CFTC TAC Meeting

On July 18, the Commodity Futures Trading Commission (CFTC) Technology Advisory Committee (TAC) held a public meeting.

In her opening remarks, Committee Sponsor Commissioner Christy Goldsmith Romero said that she will continue to promote the examination of responsible artificial intelligence (AI), focusing on the use of AI in the financial sector.

Below are some high-level takeaways from the meeting prepared by Delta Strategy Group.

HIGH-LEVEL TAKEAWAYS 

AI Accountability, Security, and Responsibility 

Travis Hall, Acting Deputy Associate Administrator, National Telecommunications and Informal Administration (NTIA)

  • We are focusing on accountability policy in AI.  At this point we are analyzing how these AI creators are held accountable, but it is critical to develop a strong regulatory foundation first.
  • We are actively participating in interagency processes that are looking to address a variety of risks.  We will be giving recommendations for policies around auditing that will apply to governance structure within companies.  Investors are interested in our work to provide accountability to the companies they are invested in.

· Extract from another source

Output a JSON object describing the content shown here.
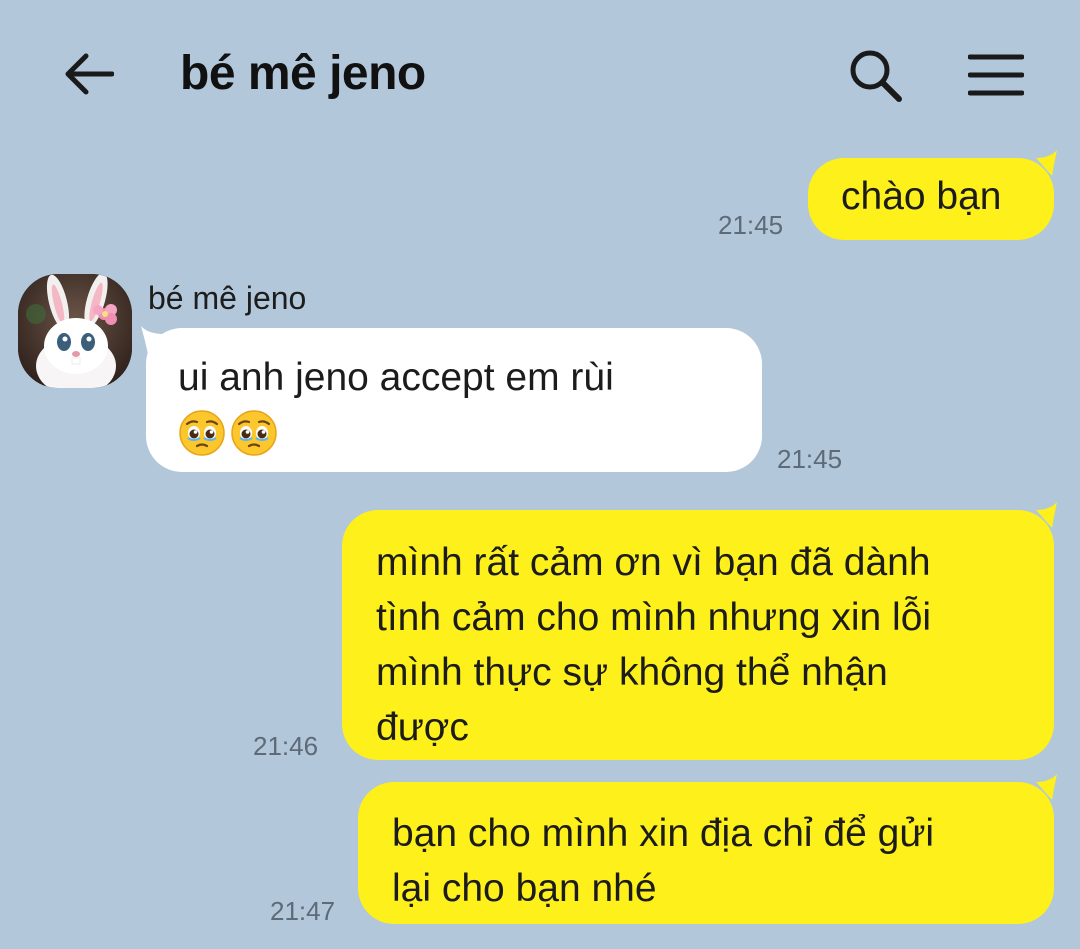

Nicole Turner Lee, Senior Fellow in Governance Studies and Director of the Center for Technology Innovation, The Brookings Institute

  • Together, machine learning algorithms, AI, and deep learning algorithms can efficiently and quickly solve a host of existing and unforeseen social problems.  However, it is important to note that bias can be introduced into the training data at any of the life cycle of the algorithm.  Some examples of AI biases are ad targeting, facial detection errors and inaccuracies, and false predictive measures.
  • In the regulatory landscape, we are seeing more voluntary self-regulation or opt-in best practices.  Going forward, we need less segmentation and more clarity over jurisdictional authority in the U.S., potential harmonization with EU regulation, and sectoral regulation.

Dan Guido, Co-Founder & CEO, Trail of Bits

  • AI changes the cost model for attackers and defenders.  Unfortunately, output censorship of AI is an unwinnable task as it cannot unlearn information it has already been taught, whether it be used for good or bad.  This in mind, there are no effective systematic evaluations for emergent cyber capabilities.  The industry needs more task specific data sets and evaluation frameworks to eliminate surprise.

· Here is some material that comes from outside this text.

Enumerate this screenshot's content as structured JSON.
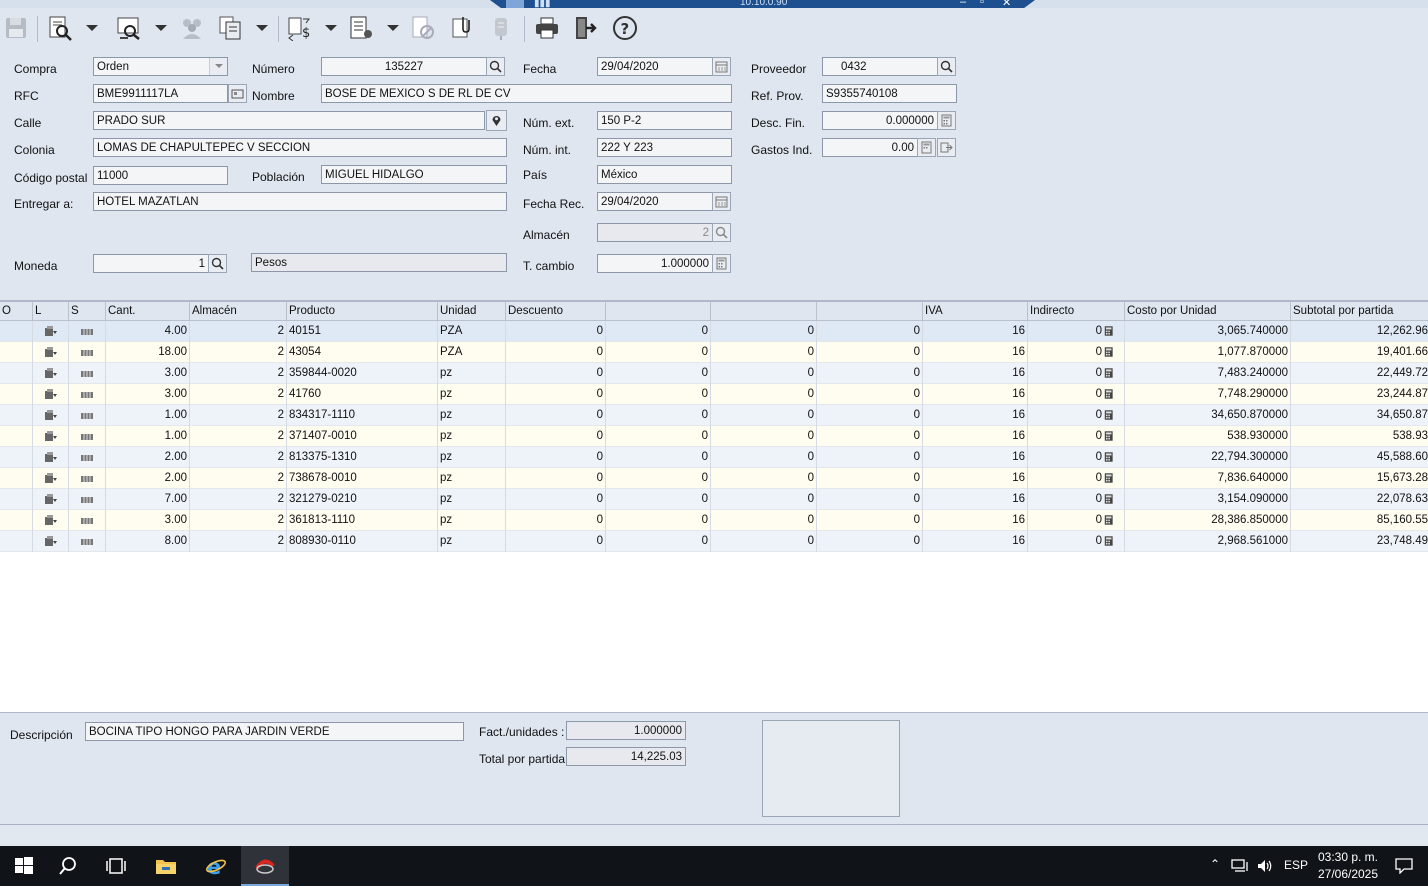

Regulatory Issues for DeFi and DAOs 

Anthony Biagioli, Special Counsel to the Director, Division of Enforcement, CFTC

  • Ooki DAO can be served as unincorporated association.  Does transfer of control to an LLC immunize that group from the law simply because they operate under a decentralized manner.  CFTC service on the DAO via a chat help satisfied applicable service rules.  The DAO is legally considered a “person” and can be held liable as an operating entity.

Ben Milne, Founder & CEO, Brale Inc.

  • There are four key qualities of Defi:  self-custody, autonomy, transparency, and interoperability.  There is natural tension between heavy governance and DeFi, but the core virtue of DeFi is credible neutrality.  The optimal policy approach would be flexible in distinguishing between token holders and stakeholders.  Policy should also connect a core mechanism with human input.

Justin Slaughter, Policy Director, Paradigm

  • Smart contracts are a useful AI tool we can use to create a governance model with great promise to solve DeFi’s logistical problems.  We should focus on mapping the contracts to existing regulation.  With a highly decentralized security with large community support, smart contracts can be tailored to DeFi.

Dan Awrey, Professor of Law, Cornell Law School

  • In order to regulate DeFi activities we need to understand its several overlapping dimensions like transactions, governance, development, and the operations.  Existing regulatory frameworks and approaches rely heavily on a relatively high degree of centralization across enforcing violations, monitoring compliance, and updating rules.

Cyber Resilience For Financial Markets 

Hillary Allen, Professor of Law, American University

  • Cyber-attacks get most of the attention in cyber security, but some estimates show that losses are greater from accidental tech glitches.  Operational threats from climate change can have similar impacts but receive less attention which could lead us to ignore the possibility that operational problems can be transmitted from bank to bank through technological channels.  We will need a “macro-operational” perspective to address proper regulation.

Timothy Gallagher, Managing Director, Digital Investigations & Cyber Defense, Chief Security Officer, Nardello & Co

  • The required response time for published vulnerabilities is reducing close to zero, which has been very beneficial.  Small technology service providers are more likely to enter into third party risk management contracts.